1. Field of the Invention
The invention relates to a display driving circuit, and more particularly, to a display driving circuit capable of solving a cold start problem.
2. Description of the Prior Art
Liquid crystal displays (LCDs) have the advantages of slim size, low power consumption and no radiation. The LCD has become one of the most widely used flat panel displays. The principle of the LCD is to apply an electric field to a liquid crystal layer, which changes alignment of liquid crystal molecules to adjust light transmittance. The LCD further requires a light source provided by a backlight module and a color filter to produce color images. FIG. 1 is a schematic diagram of a conventional LCD 100. With reference to FIG. 1, the LCD 100 comprises a display panel 110, a timing controller 120, a gate driver 130 and a source driver 140. The display panel 110 comprises a plurality of pixels units 150, a plurality of data lines D1˜DM and a plurality of gate lines G1˜GN. The timing controller 120 provides control signals for driving the gate driver 130 and the source driver 140. The gate driver 130 produces a plurality of gate signals according to the control signals. The gate lines G1˜GN and data lines D1˜DM provide the gate signals and the data signals which are generated by the gate driver 130 and the source driver 140 to the pixel units 150 to produce an image, respectively.

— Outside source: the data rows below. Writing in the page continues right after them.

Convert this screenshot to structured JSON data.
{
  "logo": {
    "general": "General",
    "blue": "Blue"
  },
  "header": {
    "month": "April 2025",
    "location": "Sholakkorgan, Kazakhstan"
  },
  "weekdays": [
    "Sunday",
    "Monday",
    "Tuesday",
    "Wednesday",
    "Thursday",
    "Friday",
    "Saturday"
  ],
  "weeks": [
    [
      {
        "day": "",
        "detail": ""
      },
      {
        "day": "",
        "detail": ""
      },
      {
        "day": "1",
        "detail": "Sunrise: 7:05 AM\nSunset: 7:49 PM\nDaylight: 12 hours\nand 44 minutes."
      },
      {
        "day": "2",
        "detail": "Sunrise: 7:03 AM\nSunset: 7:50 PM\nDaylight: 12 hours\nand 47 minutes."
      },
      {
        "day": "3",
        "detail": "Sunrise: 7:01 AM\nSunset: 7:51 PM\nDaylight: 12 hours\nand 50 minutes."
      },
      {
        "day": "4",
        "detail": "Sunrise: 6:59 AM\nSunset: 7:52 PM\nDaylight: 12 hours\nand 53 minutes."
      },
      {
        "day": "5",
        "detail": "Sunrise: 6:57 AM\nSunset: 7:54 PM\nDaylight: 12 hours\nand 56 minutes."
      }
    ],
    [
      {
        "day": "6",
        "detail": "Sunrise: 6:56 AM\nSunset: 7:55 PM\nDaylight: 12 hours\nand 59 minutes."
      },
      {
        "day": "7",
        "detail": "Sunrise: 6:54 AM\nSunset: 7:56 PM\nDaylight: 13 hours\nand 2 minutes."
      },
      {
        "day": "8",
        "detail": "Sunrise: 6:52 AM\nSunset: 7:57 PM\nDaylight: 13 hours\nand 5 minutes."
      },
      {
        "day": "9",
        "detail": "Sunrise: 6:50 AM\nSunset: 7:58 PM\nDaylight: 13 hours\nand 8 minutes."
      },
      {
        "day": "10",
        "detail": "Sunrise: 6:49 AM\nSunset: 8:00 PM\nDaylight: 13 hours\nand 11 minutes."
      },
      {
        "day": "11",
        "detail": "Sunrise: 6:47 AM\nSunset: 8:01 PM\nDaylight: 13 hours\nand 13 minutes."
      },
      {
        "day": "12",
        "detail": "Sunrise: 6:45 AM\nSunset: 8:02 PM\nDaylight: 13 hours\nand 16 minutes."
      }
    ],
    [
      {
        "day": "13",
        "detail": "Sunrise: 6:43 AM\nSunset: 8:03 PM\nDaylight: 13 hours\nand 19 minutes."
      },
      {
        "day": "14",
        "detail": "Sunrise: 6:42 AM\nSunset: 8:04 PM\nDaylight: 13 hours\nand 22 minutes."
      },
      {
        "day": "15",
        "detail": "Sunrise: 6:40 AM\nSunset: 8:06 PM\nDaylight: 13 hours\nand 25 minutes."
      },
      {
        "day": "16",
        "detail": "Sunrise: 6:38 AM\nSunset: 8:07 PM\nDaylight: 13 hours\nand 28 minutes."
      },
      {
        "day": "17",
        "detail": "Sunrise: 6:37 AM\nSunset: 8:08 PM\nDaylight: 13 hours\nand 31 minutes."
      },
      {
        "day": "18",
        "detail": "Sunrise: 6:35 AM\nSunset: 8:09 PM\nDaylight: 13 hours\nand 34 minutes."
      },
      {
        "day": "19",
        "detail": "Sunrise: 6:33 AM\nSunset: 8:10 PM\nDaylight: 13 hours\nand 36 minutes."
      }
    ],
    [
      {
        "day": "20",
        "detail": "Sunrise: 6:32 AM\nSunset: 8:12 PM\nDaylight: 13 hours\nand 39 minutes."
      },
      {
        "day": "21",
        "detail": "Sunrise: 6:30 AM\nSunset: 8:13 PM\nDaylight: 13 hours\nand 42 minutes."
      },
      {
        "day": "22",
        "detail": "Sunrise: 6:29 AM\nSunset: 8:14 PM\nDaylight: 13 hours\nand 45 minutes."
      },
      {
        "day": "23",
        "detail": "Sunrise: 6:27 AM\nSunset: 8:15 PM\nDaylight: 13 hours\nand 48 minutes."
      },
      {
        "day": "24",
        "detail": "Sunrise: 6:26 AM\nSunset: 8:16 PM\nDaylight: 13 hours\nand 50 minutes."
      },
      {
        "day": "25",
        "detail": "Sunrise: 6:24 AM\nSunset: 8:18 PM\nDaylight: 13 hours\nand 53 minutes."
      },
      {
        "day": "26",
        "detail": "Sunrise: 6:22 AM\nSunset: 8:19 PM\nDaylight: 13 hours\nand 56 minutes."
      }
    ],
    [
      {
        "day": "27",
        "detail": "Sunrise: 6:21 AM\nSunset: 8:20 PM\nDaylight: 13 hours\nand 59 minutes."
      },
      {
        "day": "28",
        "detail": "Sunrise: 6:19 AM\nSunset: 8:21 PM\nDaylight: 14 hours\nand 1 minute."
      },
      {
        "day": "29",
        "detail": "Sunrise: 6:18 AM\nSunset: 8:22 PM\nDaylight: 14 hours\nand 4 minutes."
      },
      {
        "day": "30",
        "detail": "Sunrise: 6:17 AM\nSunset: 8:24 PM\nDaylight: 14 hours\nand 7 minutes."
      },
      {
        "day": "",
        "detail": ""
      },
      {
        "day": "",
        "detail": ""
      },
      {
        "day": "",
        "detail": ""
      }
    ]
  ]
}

In order to reduce manufacturing costs, the gate driver 130 can be integrated into the display panel 110 with the pixel units 150 to replace conventional gate driver ICs, saving on IC use and reducing the number of signal traces. Both such techniques and conventional gate driver ICs require shift registers and level shifters. The level shifter functions to raise original control signals to a higher voltage level for driving the gate driver. In practice, such technique applies a thin-film transistor (TFT) n-type metal-oxide-semiconductor (NMOS) process to construct shift registers, and the level shifters are integrated in pulse width modulation (PWM) ICs, which is different from conventional gate driver ICs that apply a complementary metal-oxide-semiconductor (CMOS) process to integrate shift registers and level shifters into a single chip. However, due to the process and the number of masks, TFT NMOS circuit characteristics are not as good as CMOS circuit characteristics. Thus, it is necessary to set a higher gate-source voltage (VGS) for TFT NMOS devices, and fabricate devices with larger size to obtain the same current. VGS(off) of the transistors must also be low.
Furthermore, the device characteristics may drift due to process variation. This causes the shift registers to malfunction during a cold start. FIG. 2 is a circuit diagram of a shift register 200 according to the prior art. FIG. 3A illustrates a timing diagram of the shift register 200 under normal operation. When started at room temperature, start pulse signal ST sends out a pulse to raise a node CP1 to a voltage level similar to ST. When the clock signal CLK is sent out, the original potential kept in Cgd of transistor M2 raises the voltage level of node CP1 via coupling. At this time, the transistor M2 is turned on and transmits the CLK signal to output terminal SR_OUT. Output of the gate signal at the first stage is completed. However, when started at a low temperature, because of the drop in current provided by M2 (i.e. conduction of devices is weak) and the leakage current of M4, the voltage level of SR_OUT can not be raised if the size and the VGS of the devices are fixed, leading to abnormal signal output, as shown in FIG. 3B.
FIG. 4 illustrates a circuit that generates control signals for driving the gate driver 140. When started at room temperature, all of the gate signals can be generated normally by two-stage charge pump circuit 410 (not including charge pump 430). But, when started at low temperature, as described above, the transistors are unable to be fully turned on if the size and the VGS of the devices are fixed. As a result, the gate signals are outputted abnormally. Currently, this problem is solved by adding one more charge pump stage 430 to raise the high working voltage VGH of the gate driver 130, that is, to enhance turning-on of the transistors and to improve the driving ability of the current. The circuit utilizing the conventional solution to address the cold start problem has the following disadvantages:    1. Printed circuit board (PCB) area increases due to adding the extra charge pump circuit stage 430.    2. Power consumption increases due to the extra charge pump circuit stage 430.    3. Output voltage of the charge pump is fixed, and cannot be adjusted flexibly. The device characteristics also vary, necessitating the addition of Zener diodes to meet power source specifications required by the gate driver 130. The voltage setting is inflexible and costs increase.